Xavier se réveille!!!

Non, plus sérieusement, la réponse la plus satisfaisante à ton commentaire est fournie par Jean-Philippe Cotis, le patron de l'INSEE, dans son rapport pour l'Elysée, qui est très justement axé sur le partage de la valeur ajoutée et non des profits. Jette un oeil dessus, c'est très intéressant et ça répond mieux à tes interrogations que nous pourrions ne le faire.

http://www.insee.fr/fr/publications-et-services/dossiers_web/partage_VA/rapport_partage_VA.pdf

Ta remarque sur les salaires fixés par les marchés n'est juste que dans une certaine mesure : il y a tout de même une marge de manoeuvre des entreprises dans une certaine fourchette. En outre, le nombre d'employés est aussi modulable - il est clair qu'à charges de travail égales, deux entreprises peuvent choisir d'embaucher plus ou moins de personnes selon leur situation financière : on trime clairement moins chez Total que dans une start-up!

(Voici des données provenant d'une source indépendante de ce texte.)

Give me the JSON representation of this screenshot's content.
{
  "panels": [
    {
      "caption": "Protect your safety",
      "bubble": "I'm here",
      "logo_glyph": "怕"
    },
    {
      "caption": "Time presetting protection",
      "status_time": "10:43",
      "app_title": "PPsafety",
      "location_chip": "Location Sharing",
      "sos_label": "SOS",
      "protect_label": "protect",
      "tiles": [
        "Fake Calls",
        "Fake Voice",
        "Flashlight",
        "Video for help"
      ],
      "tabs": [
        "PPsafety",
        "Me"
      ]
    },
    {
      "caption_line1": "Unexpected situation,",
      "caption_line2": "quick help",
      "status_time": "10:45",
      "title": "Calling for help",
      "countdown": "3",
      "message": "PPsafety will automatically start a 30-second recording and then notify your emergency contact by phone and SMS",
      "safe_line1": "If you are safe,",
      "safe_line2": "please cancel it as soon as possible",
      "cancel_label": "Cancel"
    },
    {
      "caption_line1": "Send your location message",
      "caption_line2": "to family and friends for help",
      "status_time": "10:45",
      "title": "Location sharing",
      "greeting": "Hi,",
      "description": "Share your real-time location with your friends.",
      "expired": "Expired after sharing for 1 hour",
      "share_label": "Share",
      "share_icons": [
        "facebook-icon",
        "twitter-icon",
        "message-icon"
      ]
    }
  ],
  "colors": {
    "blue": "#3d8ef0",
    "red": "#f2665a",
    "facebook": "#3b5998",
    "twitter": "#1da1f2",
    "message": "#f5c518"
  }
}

Et puis surtout, pourquoi fixer la rémunération du travail en la soustrayant avant le profit et indexer la rémunération de l'autre facteur de production, le capital, uniquement sur ce qui reste? L'idée très juste de Cotis est d'indexer les deux sur la valeur ajoutée, qui est bien la grandeur déterminante et le bon dénominateur commun, ce que n'avait pas compris Sarkozy en février. Depuis le rapport de l'INSEE, on n'a plus entendu parler des trois tiers; merci à Cotis et Lagarde notamment pour ce bel effort!

Vive la République ! a dit…

Là encore, il s'agit d'un problème de rigidités. A court terme effectivement la masse salariale est plus fixe que le profit et donc en cas de bons résultats les salariés ne bénéficieront pas d'augmentation de revenus substantielles.

Mais cette rigidité, qui a pour nom le "salaire", elle est voulue ! C'est un grand progrès social justement que d'avoir remplacé une quote part fluctuante de la valeur ajoutée de l'entreprise par un revenu fixe sensé reflétait la moyenne entre les bons jours et les mauvais.

De toute façon, à long terme (voire à moyen terme), le revenu du salariat correspond à la productivité du travail, de même que le revenu du capital correspond à la productivité du capital. Si tel n'était pas le cas alors il y aurait possibilité d'arbitrage.